I knew when it was published I would never top it no matter how hard I tried, and after almost twenty years, I still have not topped it. It all happened when I was thirty-five. The success opened all sorts of avenues, but it also hung over me. It was a wonderful thing to be known for something that had lasted for so long. It was a terrible thing to be known for something that had happened so long ago. It sounds like self-pity, but it wasn’t self-pity. It was the fear of being tapped out and topped out, the rest of my life a vain search. (Kindle loc. 2507)

But it’s not all dark and brooding. Bissinger can see the bright side and it carries extra weight with me when he articulates how kind and caring people can be, because you know it’s real.
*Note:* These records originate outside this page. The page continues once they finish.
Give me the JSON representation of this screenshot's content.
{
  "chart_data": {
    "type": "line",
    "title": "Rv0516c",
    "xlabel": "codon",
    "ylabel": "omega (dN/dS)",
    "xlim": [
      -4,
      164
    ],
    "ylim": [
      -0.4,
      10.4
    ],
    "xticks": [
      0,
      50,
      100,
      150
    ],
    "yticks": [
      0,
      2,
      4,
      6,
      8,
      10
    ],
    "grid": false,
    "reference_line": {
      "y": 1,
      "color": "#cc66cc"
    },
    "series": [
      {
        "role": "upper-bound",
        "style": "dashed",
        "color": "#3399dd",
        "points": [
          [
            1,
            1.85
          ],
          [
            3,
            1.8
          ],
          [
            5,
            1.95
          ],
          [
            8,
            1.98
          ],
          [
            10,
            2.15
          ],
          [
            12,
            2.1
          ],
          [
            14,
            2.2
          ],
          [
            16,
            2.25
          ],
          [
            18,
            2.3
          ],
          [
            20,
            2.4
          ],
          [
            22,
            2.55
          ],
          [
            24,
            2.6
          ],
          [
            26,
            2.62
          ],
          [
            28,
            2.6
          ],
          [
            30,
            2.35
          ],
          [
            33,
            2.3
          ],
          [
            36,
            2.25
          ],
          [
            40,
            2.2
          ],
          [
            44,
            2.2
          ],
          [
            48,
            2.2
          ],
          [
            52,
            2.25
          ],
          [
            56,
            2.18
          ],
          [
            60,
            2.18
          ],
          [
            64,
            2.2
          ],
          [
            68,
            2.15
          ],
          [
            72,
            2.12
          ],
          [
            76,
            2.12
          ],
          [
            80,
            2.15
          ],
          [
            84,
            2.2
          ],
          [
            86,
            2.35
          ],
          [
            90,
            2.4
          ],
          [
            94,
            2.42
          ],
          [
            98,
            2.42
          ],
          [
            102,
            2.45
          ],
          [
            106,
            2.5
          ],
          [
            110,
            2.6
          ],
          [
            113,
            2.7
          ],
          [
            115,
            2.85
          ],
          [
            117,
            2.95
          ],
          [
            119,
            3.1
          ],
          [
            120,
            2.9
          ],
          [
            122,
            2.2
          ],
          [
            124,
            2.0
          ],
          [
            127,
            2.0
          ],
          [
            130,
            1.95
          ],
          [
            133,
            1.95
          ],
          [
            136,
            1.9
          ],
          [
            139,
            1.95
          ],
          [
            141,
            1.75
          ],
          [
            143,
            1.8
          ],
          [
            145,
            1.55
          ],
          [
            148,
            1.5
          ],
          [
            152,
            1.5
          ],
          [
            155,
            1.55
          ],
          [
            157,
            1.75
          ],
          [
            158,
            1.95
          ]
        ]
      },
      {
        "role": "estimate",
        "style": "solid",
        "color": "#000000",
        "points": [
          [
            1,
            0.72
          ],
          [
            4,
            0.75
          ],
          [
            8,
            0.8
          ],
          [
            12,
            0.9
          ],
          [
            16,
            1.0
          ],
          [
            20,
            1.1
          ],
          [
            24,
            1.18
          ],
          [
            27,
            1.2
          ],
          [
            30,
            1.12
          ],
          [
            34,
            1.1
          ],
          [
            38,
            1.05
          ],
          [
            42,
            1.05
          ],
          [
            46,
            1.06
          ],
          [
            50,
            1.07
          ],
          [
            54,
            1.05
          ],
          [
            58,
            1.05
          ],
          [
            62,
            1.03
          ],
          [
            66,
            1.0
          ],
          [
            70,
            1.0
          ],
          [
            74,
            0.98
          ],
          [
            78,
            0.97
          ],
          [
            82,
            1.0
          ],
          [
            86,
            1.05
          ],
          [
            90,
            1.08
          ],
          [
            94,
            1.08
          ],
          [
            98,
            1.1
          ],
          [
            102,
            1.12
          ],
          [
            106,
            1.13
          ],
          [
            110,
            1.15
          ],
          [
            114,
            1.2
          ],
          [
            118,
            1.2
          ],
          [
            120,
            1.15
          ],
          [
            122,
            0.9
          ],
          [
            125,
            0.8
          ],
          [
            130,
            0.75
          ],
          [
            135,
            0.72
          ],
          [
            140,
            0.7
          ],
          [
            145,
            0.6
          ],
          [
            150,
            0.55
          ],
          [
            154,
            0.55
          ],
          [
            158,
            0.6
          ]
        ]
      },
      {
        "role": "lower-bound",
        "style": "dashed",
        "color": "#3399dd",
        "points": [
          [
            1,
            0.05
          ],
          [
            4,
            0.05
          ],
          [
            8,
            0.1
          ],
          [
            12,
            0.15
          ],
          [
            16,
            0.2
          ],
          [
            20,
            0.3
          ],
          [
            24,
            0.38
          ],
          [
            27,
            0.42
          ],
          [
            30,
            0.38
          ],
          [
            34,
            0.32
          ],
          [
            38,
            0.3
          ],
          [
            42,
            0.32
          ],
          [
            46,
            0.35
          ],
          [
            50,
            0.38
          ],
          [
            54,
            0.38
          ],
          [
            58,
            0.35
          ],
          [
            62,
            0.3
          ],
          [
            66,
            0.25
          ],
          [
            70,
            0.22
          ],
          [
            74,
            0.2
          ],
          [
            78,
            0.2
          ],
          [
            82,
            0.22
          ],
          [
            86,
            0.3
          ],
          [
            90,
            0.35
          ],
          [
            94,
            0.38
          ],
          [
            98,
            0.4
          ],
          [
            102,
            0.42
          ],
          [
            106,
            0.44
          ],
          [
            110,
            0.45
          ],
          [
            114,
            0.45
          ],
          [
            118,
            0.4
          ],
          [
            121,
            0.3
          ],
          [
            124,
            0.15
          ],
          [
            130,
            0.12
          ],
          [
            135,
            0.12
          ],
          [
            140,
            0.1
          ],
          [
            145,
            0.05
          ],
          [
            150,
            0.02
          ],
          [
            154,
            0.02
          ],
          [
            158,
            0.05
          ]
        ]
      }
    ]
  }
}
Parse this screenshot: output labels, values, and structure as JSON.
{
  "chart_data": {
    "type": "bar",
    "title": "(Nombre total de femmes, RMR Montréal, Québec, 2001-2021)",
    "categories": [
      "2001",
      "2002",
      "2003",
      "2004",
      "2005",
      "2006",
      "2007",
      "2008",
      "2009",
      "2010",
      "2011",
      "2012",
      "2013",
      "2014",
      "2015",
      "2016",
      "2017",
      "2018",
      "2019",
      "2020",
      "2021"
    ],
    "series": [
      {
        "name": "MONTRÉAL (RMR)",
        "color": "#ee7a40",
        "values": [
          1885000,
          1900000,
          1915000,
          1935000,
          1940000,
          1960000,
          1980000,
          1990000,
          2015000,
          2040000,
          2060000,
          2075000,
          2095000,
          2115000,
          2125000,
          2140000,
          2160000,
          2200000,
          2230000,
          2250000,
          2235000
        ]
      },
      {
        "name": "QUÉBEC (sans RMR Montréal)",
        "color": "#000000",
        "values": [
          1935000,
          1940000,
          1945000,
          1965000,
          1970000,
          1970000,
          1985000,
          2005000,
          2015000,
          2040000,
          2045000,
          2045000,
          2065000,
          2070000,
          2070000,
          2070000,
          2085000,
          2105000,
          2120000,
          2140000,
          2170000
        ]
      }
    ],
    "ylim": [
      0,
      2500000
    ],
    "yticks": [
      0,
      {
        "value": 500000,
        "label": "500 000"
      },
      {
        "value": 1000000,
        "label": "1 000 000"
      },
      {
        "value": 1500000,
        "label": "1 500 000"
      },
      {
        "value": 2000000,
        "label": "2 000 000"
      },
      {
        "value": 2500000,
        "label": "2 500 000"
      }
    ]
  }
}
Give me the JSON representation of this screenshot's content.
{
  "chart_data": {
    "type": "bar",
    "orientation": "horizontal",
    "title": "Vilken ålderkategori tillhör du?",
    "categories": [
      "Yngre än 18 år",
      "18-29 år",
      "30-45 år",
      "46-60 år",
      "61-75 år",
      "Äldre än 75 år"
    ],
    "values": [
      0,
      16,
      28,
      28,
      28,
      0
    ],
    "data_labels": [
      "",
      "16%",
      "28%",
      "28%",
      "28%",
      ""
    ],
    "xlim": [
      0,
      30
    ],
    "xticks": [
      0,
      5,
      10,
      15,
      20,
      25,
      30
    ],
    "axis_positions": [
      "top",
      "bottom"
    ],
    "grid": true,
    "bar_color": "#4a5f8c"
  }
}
He marvels at how fairly and normally everyone in Odessa treats Zach.

And it strikes me as far more than ironic that it is here in Odessa, where so many people hated me and I hated certain aspects of the town with equal ferocity, that every single person we encounter treats Zach the way he should always be treated, which is just like everyone else. (Kindle loc. 2507)

The last stop in Los Angeles finds Bissinger in Hollywood, meeting up with Zach’s twin Gerry, visiting with Peter Berg (Bissinger’s cousin), and hanging out on the set of Hancock, among other things. The wrap-up is especially emotional.

This book is for anyone with a soul. I loved it.